"The closer your cooking stays to the seasons, the simpler--and better--your cooking will be." Michael Chiarello's mom told him that as he stood beside her at the stove, learning what a real Italian tomato sauce looks, smells, and sounds like as it cooks. Those lessons led him into the chef's life and his own restaurant in the heart of California's wine country, Tra Vigne.
Serving the pastina in a pumpkin isn't necessary, but it is appropriate and fun this time of year. And it's simple, too. The hardest part is getting the pumpkin home and resisting the temptation to carve it. You could also make individual tureens with smaller pumpkins and hard squashes such as acorn squash. Use some of their flesh in the pastina. Just make sure you leave enough behind, or the shells will not be sturdy enough to be containers. If you just gave me the pastina in a bowl with a big spoon, I'd be very happy.
Serves 4
1 Jack-o'-Lantern or other large pumpkin, about 6 pounds
Extra-virgin olive oil for oiling pumpkin, plus 2 tablespoons
Salt and freshly ground pepper
About 4 cups chicken stock or canned low-salt chicken broth
1 cup finely chopped onion
1 teaspoon finely chopped fresh thyme
3/4 pound dried pastina or other small pasta such as riso
1 cup Roasted Winter Squash
1 cup cubed cooked turkey, plain or smoked (about 1/4 pound; optional)
1/2 cup plus 2 tablespoons freshly grated Parmesan cheese
Preheat the oven to 375 degrees F. Cut the lid off the pumpkin and scoop out the seeds and fibers. Scrape away some of the flesh, especially around the top, to form a large, smooth inner cavity. Make sure to leave the shell at least 1 inch thick all around. Oil the pumpkin inside and out and season inside with salt and pepper. Replace the lid. Place on a baking sheet and bake until about two-thirds cooked but still firm enough to stand and act as the soup container, about 40 minutes. Do not overbake. If a good deal of liquid gathers in the bottom, spoon out and discard. Set aside; it will stay warm on its own a good while.

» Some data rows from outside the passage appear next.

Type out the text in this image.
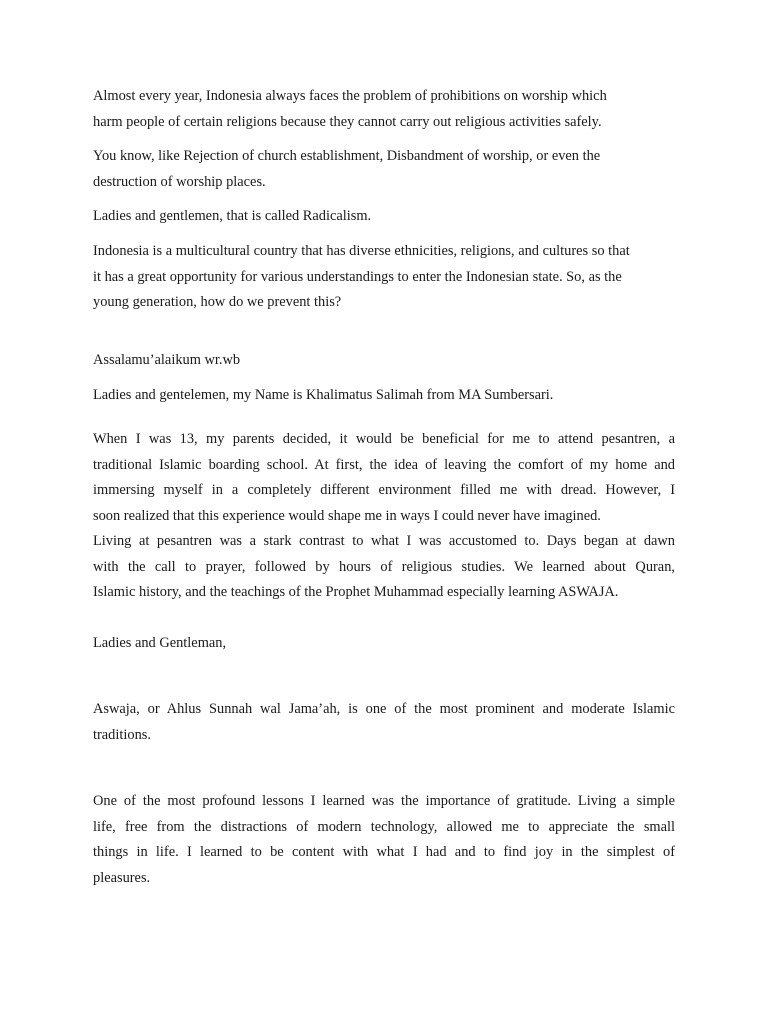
Almost every year, Indonesia always faces the problem of prohibitions on worship which
harm people of certain religions because they cannot carry out religious activities safely.

You know, like Rejection of church establishment, Disbandment of worship, or even the
destruction of worship places.

Ladies and gentlemen, that is called Radicalism.

Indonesia is a multicultural country that has diverse ethnicities, religions, and cultures so that
it has a great opportunity for various understandings to enter the Indonesian state. So, as the
young generation, how do we prevent this?

Assalamu’alaikum wr.wb

Ladies and gentelemen, my Name is Khalimatus Salimah from MA Sumbersari.

When I was 13, my parents decided, it would be beneficial for me to attend pesantren, a
traditional Islamic boarding school. At first, the idea of leaving the comfort of my home and
immersing myself in a completely different environment filled me with dread. However, I
soon realized that this experience would shape me in ways I could never have imagined.
Living at pesantren was a stark contrast to what I was accustomed to. Days began at dawn
with the call to prayer, followed by hours of religious studies. We learned about Quran,
Islamic history, and the teachings of the Prophet Muhammad especially learning ASWAJA.

Ladies and Gentleman,

Aswaja, or Ahlus Sunnah wal Jama’ah, is one of the most prominent and moderate Islamic
traditions.

One of the most profound lessons I learned was the importance of gratitude. Living a simple
life, free from the distractions of modern technology, allowed me to appreciate the small
things in life. I learned to be content with what I had and to find joy in the simplest of
pleasures.
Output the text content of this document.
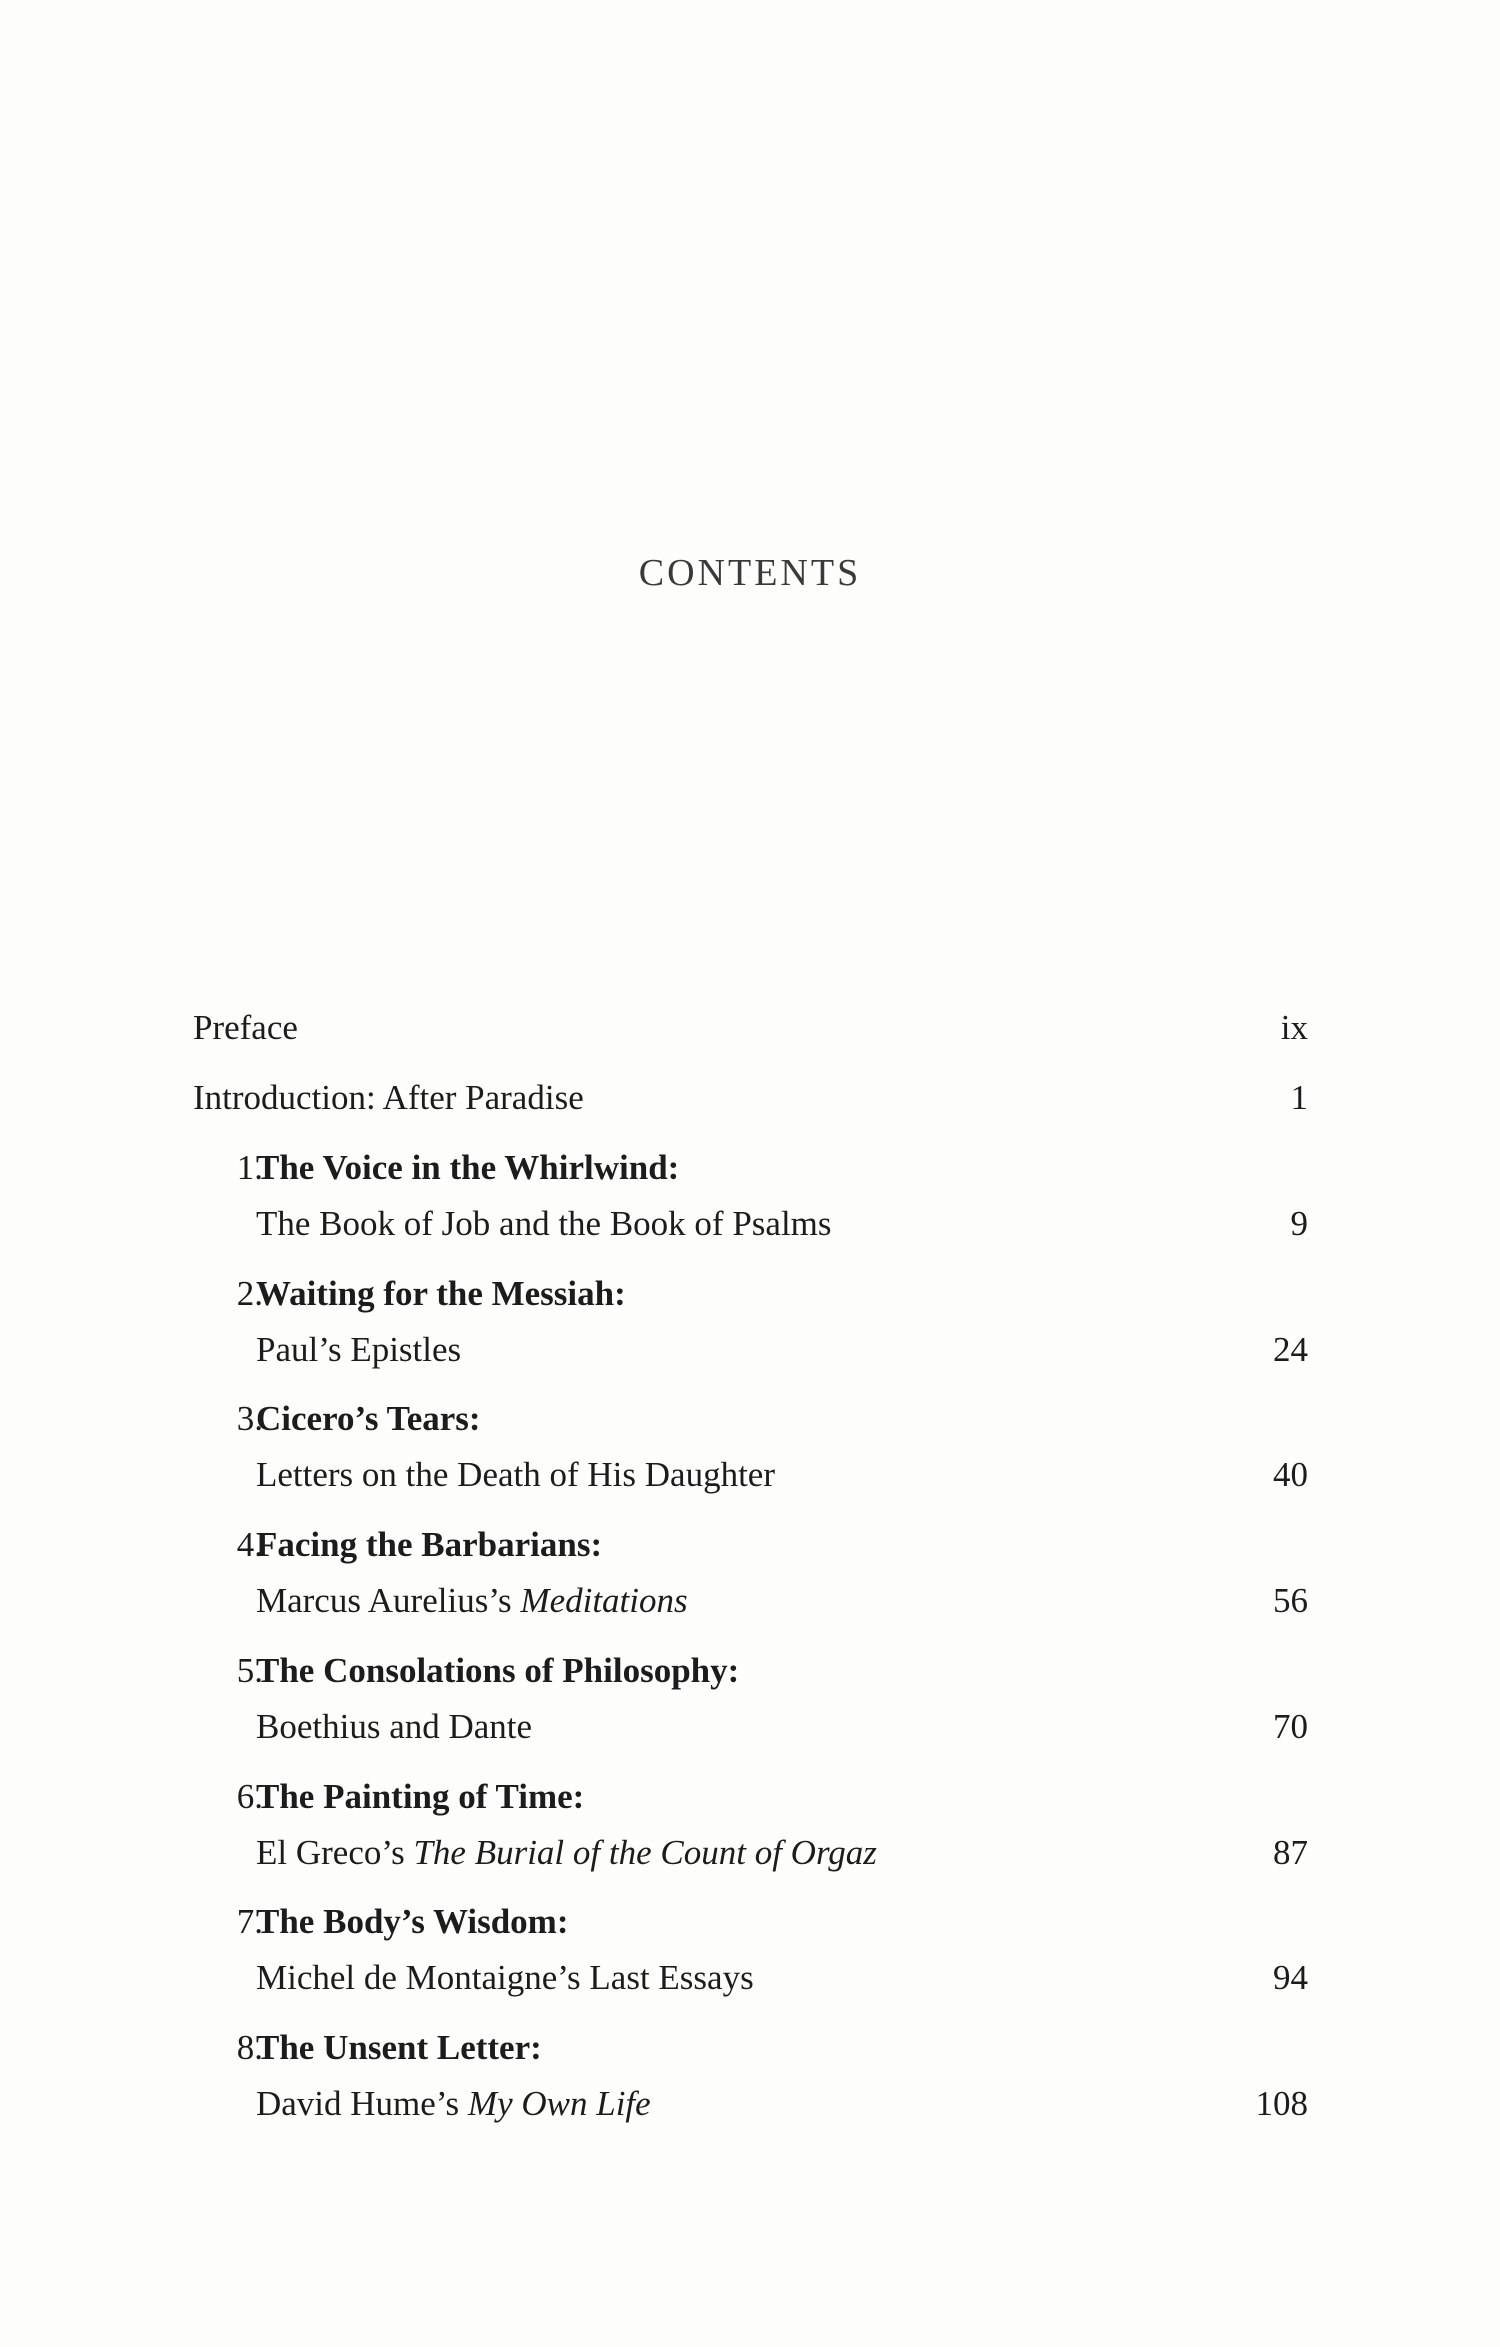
CONTENTS
Preface	ix
Introduction: After Paradise	1
1.
The Voice in the Whirlwind:
The Book of Job and the Book of Psalms	9
2.
Waiting for the Messiah:
Paul’s Epistles	24
3.
Cicero’s Tears:
Letters on the Death of His Daughter	40
4.
Facing the Barbarians:
Marcus Aurelius’s Meditations	56
5.
The Consolations of Philosophy:
Boethius and Dante	70
6.
The Painting of Time:
El Greco’s The Burial of the Count of Orgaz	87
7.
The Body’s Wisdom:
Michel de Montaigne’s Last Essays	94
8.
The Unsent Letter:
David Hume’s My Own Life	108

Bring the stock to a low simmer in a saucepan. Heat the remaining 2 tablespoons olive oil in a large sauté pan over medium-high heat until hot. Add the onion and cook until soft but not brown, 2 to 3 minutes. Add the thyme, stir, and add 2 cups of the stock. Bring to a boil. Add the pastina, stir well, and reduce the heat to maintain a slow simmer. Season with salt and pepper. Simmer, adding the stock 1/2 cup at a time as the previous addition is absorbed and stirring occasionally to prevent the pastina from sticking to the bottom of the pan, until the pasta is al dente, about 15 minutes. Add the roasted squash and turkey to reheat. Stir well. The consistency should be quite loose, like a thick soup. Add more stock if necessary. Add the 1/2 cup cheese and let melt for a moment before stirring in. Taste for seasoning.
Ladle the pastina into the reserved pumpkin shell and garnish with the remaining 2 tablespoons Parmesan. Replace the lid and take to the table immediately
Variation with Greens: For a colorful and nutritious addition, cut several handfuls of winter greens such as spinach or chard into a chiffonade and stir into the pastina just to wilt before serving.